At the time of the 2014 standoff, Temple was working on a television pilot script set in a fictional world of a militia movement. The real-life Bundys and the Patriot movement came to fascinate him. Cliven Bundy’s son Ammon was transformed by the situation from a successful businessman to a leader of the Patriot movement. And as the presidential campaigns of 2016 increasingly divided the nation, Temple saw that the Bundys checked the two boxes that, for him, point to a good story: a character who takes an interesting journey and is changed by it, and a situation that sheds light on larger issues. He started reporting for Up in Arms in the fall of 2016. “The tendency is to say those people are crazy. That’s reductive,” Temple says. “It’s way more interesting to talk to people.”
Temple’s half-dozen trips out West ranged from a few nights to a few weeks—on-the-ground reporting that animates the book’s vivid descriptions. He slept in a tent at a protesters’ camp outside the jail where Ammon Bundy awaited trial. He interviewed many Bundys and key militia members. Some, unsurprisingly, suspected he worked for the federal government. Others enjoyed chatting about their beliefs. “I never go on a reporting trip without feeling worried about how it’s going to go, and I never come back from a trip without feeling exhilarated,” Temple says.
The resulting book interweaves multiple perspectives so that no group is labeled hero or villain. Readers witness Ammon Bundy’s growing passion for bringing attention to issues he saw as government-inflicted injustices. They plumb the mindsets of BLM workers and sheriffs whose job it was to enforce the law. Participants come off neither as exaggerated caricatures nor as one-dimensional characters. They’re simply human. That lesson is crucial for today’s polarized society. “The more we know about each other and the more empathy we can garner for each other, the better off we are,” Temple says.

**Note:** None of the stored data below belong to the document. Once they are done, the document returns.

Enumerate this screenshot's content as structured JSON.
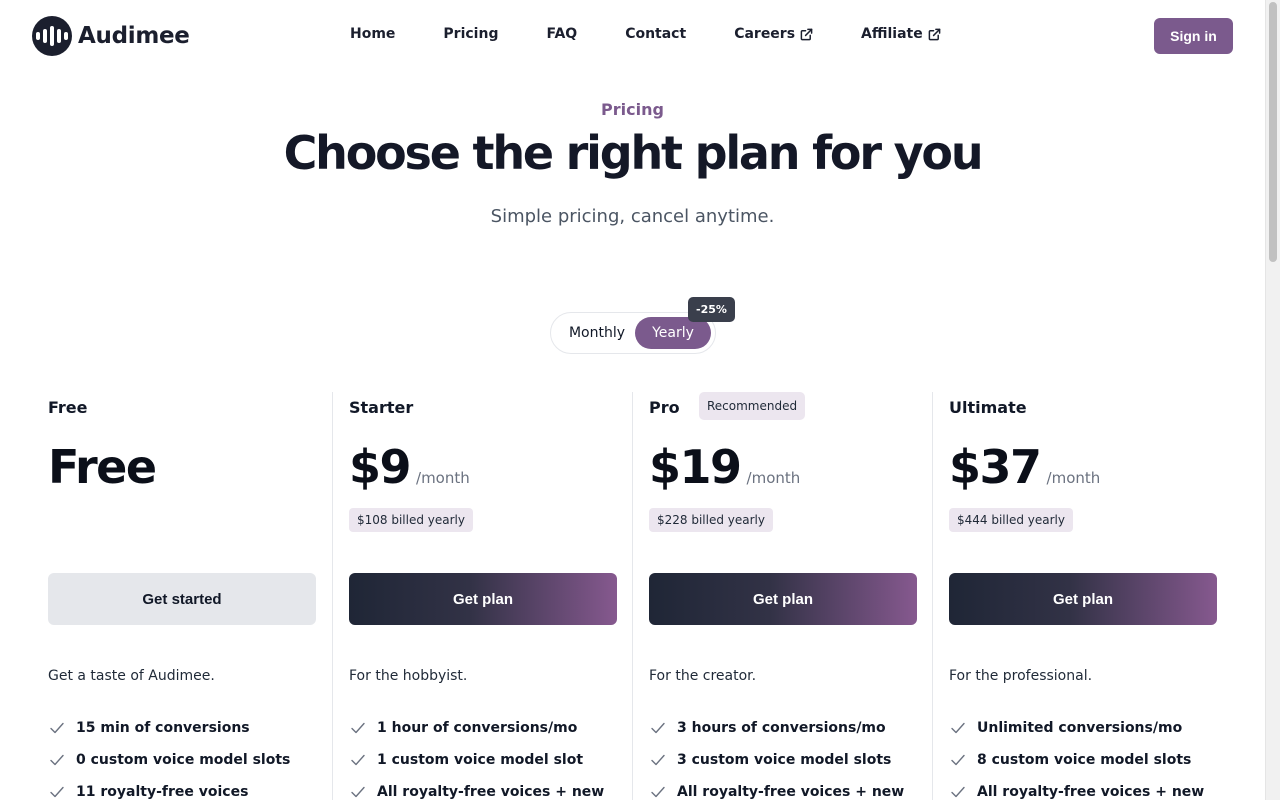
{
  "brand": {
    "name": "Audimee"
  },
  "nav": {
    "items": [
      {
        "label": "Home",
        "external": false
      },
      {
        "label": "Pricing",
        "external": false
      },
      {
        "label": "FAQ",
        "external": false
      },
      {
        "label": "Contact",
        "external": false
      },
      {
        "label": "Careers",
        "external": true
      },
      {
        "label": "Affiliate",
        "external": true
      }
    ],
    "signin_label": "Sign in"
  },
  "hero": {
    "eyebrow": "Pricing",
    "title": "Choose the right plan for you",
    "subtitle": "Simple pricing, cancel anytime."
  },
  "billing_toggle": {
    "monthly_label": "Monthly",
    "yearly_label": "Yearly",
    "selected": "Yearly",
    "discount_badge": "-25%"
  },
  "plans": [
    {
      "name": "Free",
      "badge": "",
      "price": "Free",
      "period": "",
      "billed": "",
      "button_label": "Get started",
      "description": "Get a taste of Audimee.",
      "features": [
        "15 min of conversions",
        "0 custom voice model slots",
        "11 royalty-free voices"
      ]
    },
    {
      "name": "Starter",
      "badge": "",
      "price": "$9",
      "period": "/month",
      "billed": "$108 billed yearly",
      "button_label": "Get plan",
      "description": "For the hobbyist.",
      "features": [
        "1 hour of conversions/mo",
        "1 custom voice model slot",
        "All royalty-free voices + new"
      ]
    },
    {
      "name": "Pro",
      "badge": "Recommended",
      "price": "$19",
      "period": "/month",
      "billed": "$228 billed yearly",
      "button_label": "Get plan",
      "description": "For the creator.",
      "features": [
        "3 hours of conversions/mo",
        "3 custom voice model slots",
        "All royalty-free voices + new"
      ]
    },
    {
      "name": "Ultimate",
      "badge": "",
      "price": "$37",
      "period": "/month",
      "billed": "$444 billed yearly",
      "button_label": "Get plan",
      "description": "For the professional.",
      "features": [
        "Unlimited conversions/mo",
        "8 custom voice model slots",
        "All royalty-free voices + new"
      ]
    }
  ],
  "colors": {
    "accent": "#7b5a8d",
    "dark": "#1b1f2e",
    "badge_bg": "#ece6ef"
  },
  "icons": [
    "waveform-logo-icon",
    "external-link-icon",
    "check-icon"
  ]
}
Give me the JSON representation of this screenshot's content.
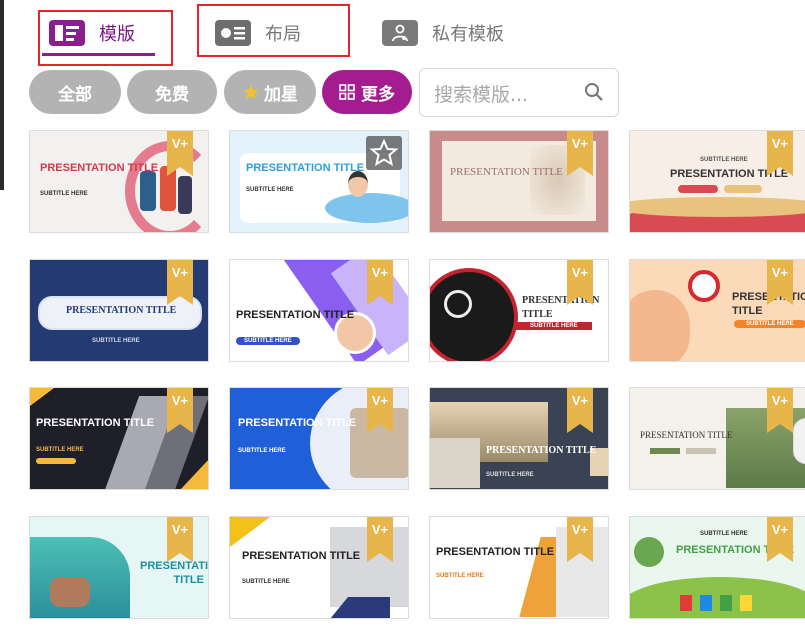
{
  "tabs": {
    "templates": {
      "label": "模版"
    },
    "layout": {
      "label": "布局"
    },
    "private": {
      "label": "私有模板"
    }
  },
  "filters": {
    "all": "全部",
    "free": "免费",
    "starred": "加星",
    "more": "更多"
  },
  "search": {
    "placeholder": "搜索模版..."
  },
  "badge_text": "V+",
  "templates": [
    {
      "title": "PRESENTATION TITLE",
      "subtitle": "SUBTITLE HERE"
    },
    {
      "title": "PRESENTATION TITLE",
      "subtitle": "SUBTITLE HERE"
    },
    {
      "title": "PRESENTATION TITLE",
      "subtitle": ""
    },
    {
      "title": "PRESENTATION TITLE",
      "subtitle": "SUBTITLE HERE"
    },
    {
      "title": "PRESENTATION TITLE",
      "subtitle": "SUBTITLE HERE"
    },
    {
      "title": "PRESENTATION TITLE",
      "subtitle": "SUBTITLE HERE"
    },
    {
      "title": "PRESENTATION TITLE",
      "subtitle": "SUBTITLE HERE"
    },
    {
      "title": "PRESENTATION TITLE",
      "subtitle": "SUBTITLE HERE"
    },
    {
      "title": "PRESENTATION TITLE",
      "subtitle": "SUBTITLE HERE"
    },
    {
      "title": "PRESENTATION TITLE",
      "subtitle": "SUBTITLE HERE"
    },
    {
      "title": "PRESENTATION TITLE",
      "subtitle": "SUBTITLE HERE"
    },
    {
      "title": "PRESENTATION TITLE",
      "subtitle": ""
    },
    {
      "title": "PRESENTATION TITLE",
      "subtitle": ""
    },
    {
      "title": "PRESENTATION TITLE",
      "subtitle": "SUBTITLE HERE"
    },
    {
      "title": "PRESENTATION TITLE",
      "subtitle": "SUBTITLE HERE"
    },
    {
      "title": "PRESENTATION TITLE",
      "subtitle": "SUBTITLE HERE"
    }
  ],
  "colors": {
    "accent": "#8a1e8e",
    "highlight_box": "#e3262a",
    "badge": "#e8b54b"
  }
}
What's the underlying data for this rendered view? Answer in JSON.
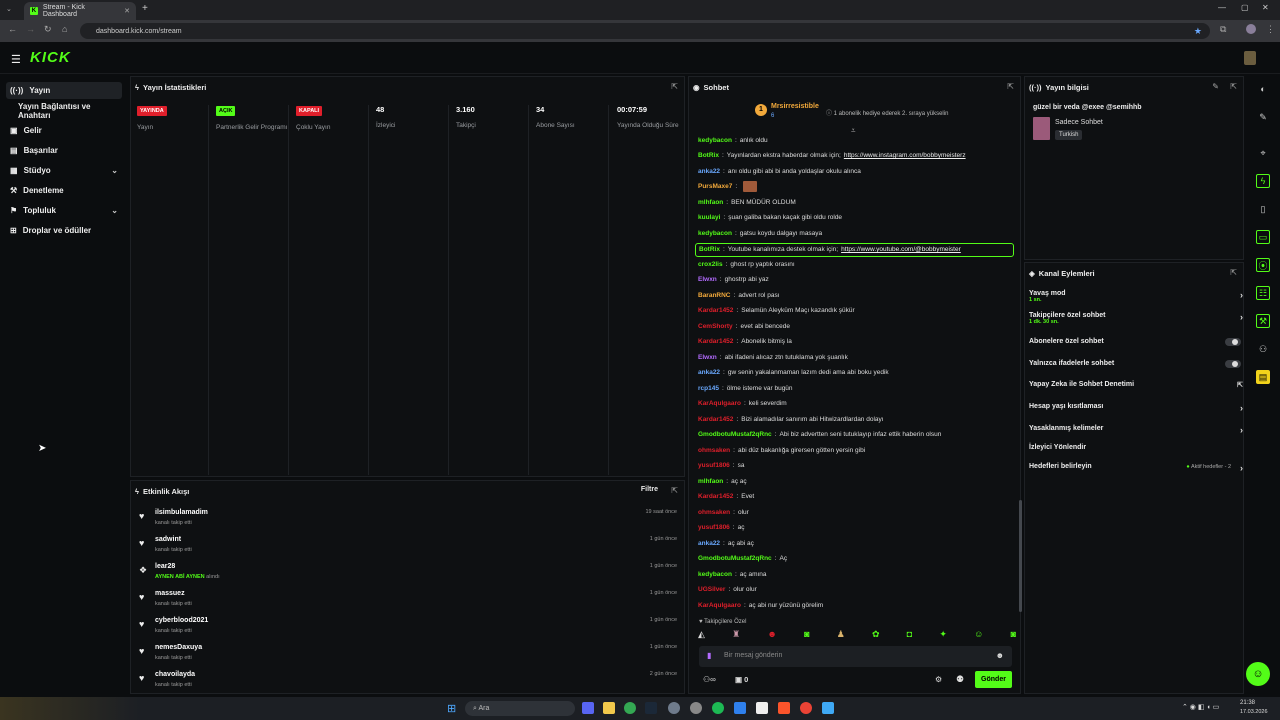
{
  "browser": {
    "tab_title": "Stream - Kick Dashboard",
    "url": "dashboard.kick.com/stream"
  },
  "app": {
    "logo": "KICK"
  },
  "sidebar": {
    "items": [
      {
        "label": "Yayın",
        "icon": "broadcast-icon"
      },
      {
        "label": "Yayın Bağlantısı ve Anahtarı",
        "icon": ""
      },
      {
        "label": "Gelir",
        "icon": "wallet-icon"
      },
      {
        "label": "Başarılar",
        "icon": "trophy-icon"
      },
      {
        "label": "Stüdyo",
        "icon": "studio-icon"
      },
      {
        "label": "Denetleme",
        "icon": "moderation-icon"
      },
      {
        "label": "Topluluk",
        "icon": "community-icon"
      },
      {
        "label": "Droplar ve ödüller",
        "icon": "gift-icon"
      }
    ]
  },
  "stats": {
    "title": "Yayın İstatistikleri",
    "items": [
      {
        "value": "YAYINDA",
        "label": "Yayın",
        "badge": "red"
      },
      {
        "value": "AÇIK",
        "label": "Partnerlik Gelir Programı",
        "badge": "green"
      },
      {
        "value": "KAPALI",
        "label": "Çoklu Yayın",
        "badge": "red"
      },
      {
        "value": "48",
        "label": "İzleyici"
      },
      {
        "value": "3.160",
        "label": "Takipçi"
      },
      {
        "value": "34",
        "label": "Abone Sayısı"
      },
      {
        "value": "00:07:59",
        "label": "Yayında Olduğu Süre"
      }
    ]
  },
  "events": {
    "title": "Etkinlik Akışı",
    "filter": "Filtre",
    "items": [
      {
        "user": "ilsimbulamadim",
        "sub": "kanalı takip etti",
        "time": "19 saat önce"
      },
      {
        "user": "sadwint",
        "sub": "kanalı takip etti",
        "time": "1 gün önce"
      },
      {
        "user": "lear28",
        "sub_highlight": "AYNEN ABİ AYNEN",
        "sub": "alındı",
        "time": "1 gün önce"
      },
      {
        "user": "massuez",
        "sub": "kanalı takip etti",
        "time": "1 gün önce"
      },
      {
        "user": "cyberblood2021",
        "sub": "kanalı takip etti",
        "time": "1 gün önce"
      },
      {
        "user": "nemesDaxuya",
        "sub": "kanalı takip etti",
        "time": "1 gün önce"
      },
      {
        "user": "chavoilayda",
        "sub": "kanalı takip etti",
        "time": "2 gün önce"
      }
    ]
  },
  "chat": {
    "title": "Sohbet",
    "pinned_user": "Mrsirresistible",
    "pinned_count": "6",
    "pinned_note": "1 abonelik hediye ederek 2. sıraya yükselin",
    "messages": [
      {
        "user": "kedybacon",
        "color": "#53fc18",
        "text": "anlık oldu"
      },
      {
        "user": "BotRix",
        "color": "#53fc18",
        "text": "Yayınlardan ekstra haberdar olmak için; ",
        "link": "https://www.instagram.com/bobbymeisterz"
      },
      {
        "user": "anka22",
        "color": "#6aa9ff",
        "text": "anı oldu gibi abi bi anda yoldaşlar okulu alınca"
      },
      {
        "user": "PursMaxe7",
        "color": "#f2a93b",
        "text": ""
      },
      {
        "user": "mlhfaon",
        "color": "#53fc18",
        "text": "BEN MÜDÜR OLDUM"
      },
      {
        "user": "kuulayi",
        "color": "#53fc18",
        "text": "şuan galiba bakan kaçak gibi oldu rolde"
      },
      {
        "user": "kedybacon",
        "color": "#53fc18",
        "text": "gatsu koydu dalgayı masaya"
      },
      {
        "user": "BotRix",
        "color": "#53fc18",
        "text": "Youtube kanalımıza destek olmak için; ",
        "link": "https://www.youtube.com/@bobbymeister"
      },
      {
        "user": "crox2lis",
        "color": "#53fc18",
        "text": "ghost rp yaptık orasını"
      },
      {
        "user": "Elwxn",
        "color": "#b36bff",
        "text": "ghostrp abi yaz"
      },
      {
        "user": "BaranRNC",
        "color": "#f2a93b",
        "text": "advert rol pası"
      },
      {
        "user": "Kardar1452",
        "color": "#e01f2b",
        "text": "Selamün Aleyküm Maçı kazandık şükür"
      },
      {
        "user": "CemShorty",
        "color": "#e01f2b",
        "text": "evet abi bencede"
      },
      {
        "user": "Kardar1452",
        "color": "#e01f2b",
        "text": "Abonelik bitmiş la"
      },
      {
        "user": "Elwxn",
        "color": "#b36bff",
        "text": "abi ifadeni alıcaz ztn tutuklama yok şuanlık"
      },
      {
        "user": "anka22",
        "color": "#6aa9ff",
        "text": "gw senin yakalanmaman lazım dedi ama abi boku yedik"
      },
      {
        "user": "rcp145",
        "color": "#6aa9ff",
        "text": "ölme isteme var bugün"
      },
      {
        "user": "KarAqulgaaro",
        "color": "#e01f2b",
        "text": "keli severdim"
      },
      {
        "user": "Kardar1452",
        "color": "#e01f2b",
        "text": "Bizi alamadılar sanırım abi Hitwizardlardan dolayı"
      },
      {
        "user": "GmodbotuMustaf2qRnc",
        "color": "#53fc18",
        "text": "Abi biz advertten seni tutuklayıp infaz ettik haberin olsun"
      },
      {
        "user": "ohmsaken",
        "color": "#e01f2b",
        "text": "abi düz bakanlığa girersen götten yersin gibi"
      },
      {
        "user": "yusuf1806",
        "color": "#e01f2b",
        "text": "sa"
      },
      {
        "user": "mlhfaon",
        "color": "#53fc18",
        "text": "aç aç"
      },
      {
        "user": "Kardar1452",
        "color": "#e01f2b",
        "text": "Evet"
      },
      {
        "user": "ohmsaken",
        "color": "#e01f2b",
        "text": "olur"
      },
      {
        "user": "yusuf1806",
        "color": "#e01f2b",
        "text": "aç"
      },
      {
        "user": "anka22",
        "color": "#6aa9ff",
        "text": "aç abi aç"
      },
      {
        "user": "GmodbotuMustaf2qRnc",
        "color": "#53fc18",
        "text": "Aç"
      },
      {
        "user": "kedybacon",
        "color": "#53fc18",
        "text": "aç amına"
      },
      {
        "user": "UGSilver",
        "color": "#e01f2b",
        "text": "olur olur"
      },
      {
        "user": "KarAqulgaaro",
        "color": "#e01f2b",
        "text": "aç abi nur yüzünü görelim"
      }
    ],
    "followers_only_label": "Takipçilere Özel",
    "input_placeholder": "Bir mesaj gönderin",
    "count_left": "∞",
    "count_right": "0",
    "send_label": "Gönder"
  },
  "stream_info": {
    "title": "Yayın bilgisi",
    "stream_title": "güzel bir veda @exee @semihhb",
    "category": "Sadece Sohbet",
    "language": "Turkish"
  },
  "channel_actions": {
    "title": "Kanal Eylemleri",
    "items": [
      {
        "label": "Yavaş mod",
        "sub": "1 sn.",
        "type": "chevron"
      },
      {
        "label": "Takipçilere özel sohbet",
        "sub": "1 dk. 30 sn.",
        "type": "chevron"
      },
      {
        "label": "Abonelere özel sohbet",
        "type": "toggle"
      },
      {
        "label": "Yalnızca ifadelerle sohbet",
        "type": "toggle"
      },
      {
        "label": "Yapay Zeka ile Sohbet Denetimi",
        "type": "external"
      },
      {
        "label": "Hesap yaşı kısıtlaması",
        "type": "chevron"
      },
      {
        "label": "Yasaklanmış kelimeler",
        "type": "chevron"
      },
      {
        "label": "İzleyici Yönlendir",
        "type": "none"
      },
      {
        "label": "Hedefleri belirleyin",
        "type": "chevron",
        "note": "Aktif hedefler - 2"
      }
    ]
  },
  "taskbar": {
    "search": "Ara",
    "time": "21:38",
    "date": "17.03.2026"
  },
  "colors": {
    "accent": "#53fc18",
    "live": "#e01f2b",
    "bg": "#0b0d0f"
  }
}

In an epilogue, Temple recounts his interview with Cliven Bundy. “I’ve been a journalist for more than 25 years, and I’ve never had anything quite like that interview,” Temple says. Bundy asked the questions and led the conversation. “It was really on his terms.” That exemplifies the man. As Temple’s first chapter reads: “For decades, when Cliven Bundy was asked what he would do if the feds came for his cattle, the rancher gave the same answer: Whatever it takes. The phrase was pure Cliven—vaguely challenging, maddeningly ambiguous. Cliven liked to test people.”
Before penning Up In Arms, Temple had already published several nonfiction books. Extensive research was familiar to him, but the Patriot movement proved unique. Militia members had created their own media bubble consisting of cell phone videos and online postings. Temple’s book, in part, became a study of what happens when people disengage from mainstream media and rely on information from each other.
Whether readers followed the protests and trials as they happened or this is the first time they’ve heard of the Bundys, Up In Arms is an enthralling story. Every reader will benefit from Temple’s ability to present the complexities of a modern showdown that shocked the nation.